L’ensemble Sans titre (en cours depuis 2007) ne repose ni sur la même Histoire ni sur d’identiques prémisses formelles. La mention « sans titre », qui ne lui est pas propre et que l’artiste précise en général par le type de disposition des modules (verticale), consiste en tasseaux de pin3 , incurvés en certains endroits à la meuleuse, dans le but de leur conférer cette caractéristique organique qui vient perturber la rigide ordonnance de leur forme initiale. Tantôt le creusement répond simplement au mouvement de la main et de l’outil, tantôt il est le signe d’une résistance, celle d’un nœud que le disque rencontre, par exemple. Ces modules, de différents diamètres et de longueurs variables selon les pièces, sont présentés dans un développement sériel, soit fixés verticalement au mur, soit posés à champ et adossés en oblique contre la paroi, soit agencés, dans le même dispositif, au sol (Sans titre (Horizontales)); le tout à intervalles réguliers. Le bois est peint à l’encre de Chine ou à l’acrylique noire puis ciré (en noir également); astiqué pourrait-on dire, dans la mesure où l’effet recherché est bien la brillance, le shiny comme dit Cornu. Si Sans titre renvoie à un certain formalisme, la nature même des pièces, leur présence visuelle, par l’inflexion imposée à la droite géométrique, tient autant du cinétisme que, pour reprendre le mot de l’artiste, d’un certain «romantisme» dans sa fascination pour la ruine, à tout le moins d’une attention aux caractéristiques et aux vibrations du matériau, dans leur nature entropique même. Plus encore, il arrive que l’agencement des barres de bois, à champ tout particulièrement, fasse émerger sinon une figure, au moins une forme nouvelle, une amorce de récit4 , comme produite par la disposition concertée des ondulations, sorte de dessin dans l’espace, elles-mêmes issues du geste de l’artiste.
Au final, il n’est pas étonnant que cette pièce, sous diverses occurrences, traverse de part en part l’œuvre de John Cornu, que celui- ci y retourne régulièrement, tant elle résonne à la fois comme sommaire et comme manifeste d’un travail aussi discrètement singulier que polysémique et ouvert5.

Jean-Marc Huitorel
in John Cornu, catalogue monographique, Edition cultureclub-studio – La Criée centre d’art contemporain – Les presses du réel, 2025.

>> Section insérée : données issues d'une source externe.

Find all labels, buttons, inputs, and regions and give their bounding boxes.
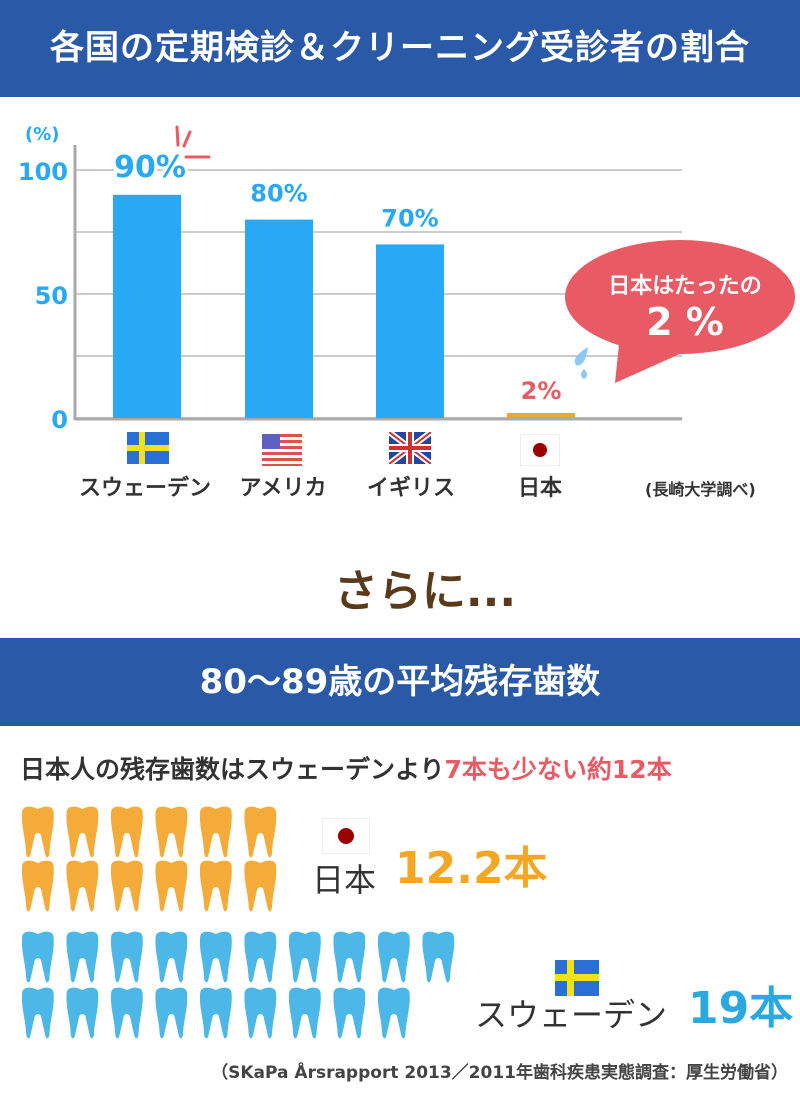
tooth-icon (244, 931, 277, 983)
tooth-icon (66, 987, 99, 1039)
tooth-icon (21, 860, 54, 912)
y-tick-label: 100 (18, 158, 68, 186)
bar (507, 413, 575, 418)
chart-source: (長崎大学調べ) (645, 480, 756, 499)
transition-text: さらに... (333, 566, 517, 617)
sweden-value: 19本 (688, 983, 794, 1034)
tooth-icon (155, 860, 188, 912)
sweden-flag-icon (127, 432, 169, 464)
tooth-icon (155, 987, 188, 1039)
sweden-label: スウェーデン (475, 996, 668, 1034)
tooth-icon (244, 806, 277, 858)
tooth-icon (244, 987, 277, 1039)
lead-highlight: 7本も少ない約12本 (444, 755, 672, 784)
x-label-uk: イギリス (366, 476, 456, 501)
tooth-icon (199, 860, 232, 912)
tooth-icon (110, 860, 143, 912)
x-label-japan: 日本 (517, 476, 563, 501)
tooth-icon (333, 931, 366, 983)
tooth-icon (377, 931, 410, 983)
emphasis-marks-icon (175, 125, 211, 159)
tooth-icon (155, 931, 188, 983)
usa-flag-icon (262, 434, 302, 466)
lead-prefix: 日本人の残存歯数はスウェーデンより (20, 755, 445, 784)
callout-bubble (565, 240, 795, 383)
tooth-icon (199, 806, 232, 858)
tooth-icon (155, 806, 188, 858)
tooth-icon (66, 931, 99, 983)
bar (376, 244, 444, 418)
bar (113, 194, 181, 418)
callout-line2: 2 % (646, 300, 724, 344)
japan-flag-icon (520, 434, 560, 466)
tooth-icon (199, 987, 232, 1039)
section2-lead: 日本人の残存歯数はスウェーデンより7本も少ない約12本 (20, 750, 672, 786)
tooth-icon (288, 931, 321, 983)
japan-value: 12.2本 (395, 843, 548, 894)
sweat-drop-icon (574, 347, 588, 379)
tooth-icon (422, 931, 455, 983)
chart-title-banner: 各国の定期検診＆クリーニング受診者の割合 (0, 0, 800, 97)
tooth-icon (66, 806, 99, 858)
tooth-icon (244, 860, 277, 912)
tooth-icon (110, 806, 143, 858)
tooth-icon (333, 987, 366, 1039)
uk-flag-icon (389, 432, 431, 464)
data-label: 90% (114, 150, 186, 185)
tooth-icon (21, 931, 54, 983)
tooth-icon (21, 987, 54, 1039)
tooth-icon (21, 806, 54, 858)
data-label: 2% (521, 377, 562, 405)
tooth-icon (66, 860, 99, 912)
sweden-flag-icon (555, 960, 599, 996)
x-label-sweden: スウェーデン (78, 476, 212, 501)
y-axis-unit: (%) (25, 124, 60, 145)
tooth-icon (110, 987, 143, 1039)
tooth-icon (288, 987, 321, 1039)
y-tick-label: 0 (51, 406, 68, 434)
japan-label: 日本 (312, 861, 377, 899)
y-tick-label: 50 (35, 282, 68, 310)
japan-flag-icon (322, 818, 370, 854)
tooth-icon (377, 987, 410, 1039)
data-label: 80% (250, 180, 307, 208)
section2-banner: 80〜89歳の平均残存歯数 (0, 638, 800, 726)
bar (245, 219, 313, 418)
tooth-icon (110, 931, 143, 983)
section2-source: （SKaPa Årsrapport 2013／2011年歯科疾患実態調査：厚生労… (211, 1063, 788, 1083)
callout-line1: 日本はたったの (608, 274, 762, 299)
tooth-icon (199, 931, 232, 983)
x-label-usa: アメリカ (239, 476, 327, 501)
data-label: 70% (381, 204, 438, 232)
bar-chart: 0 50 100 90% 80% 70% 2% (18, 125, 682, 434)
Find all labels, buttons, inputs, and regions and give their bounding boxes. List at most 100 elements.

  1. Michel de Montaigne, Essais, Livre I, chapitre XXVI. De l’institution des enfants, 1580.

  2. On pense aussi à Mathieu Mercier, Pierre Labat, Francis Baudevin et Jean-François Dubreuil, entre autres.
  3. Certaines pièces sont en chêne ou en sapin de Douglas.
  4. Ces amorces de récits ne sont pas une exception dans le travail de John Cornu. Pour preuve, Fleury-Mérogis (2012), un ensemble d’allure modulaire et minimaliste qui reprend les plans de masse des pavillons de la prison de Fleury-Mérogis, dans un aller-retour probant entre la géométrie et les formes sociales et architecturales. 5. «ouvert» dans le sens que Umberto Eco donnait à ce terme dans L’Œuvre ouverte, 1965.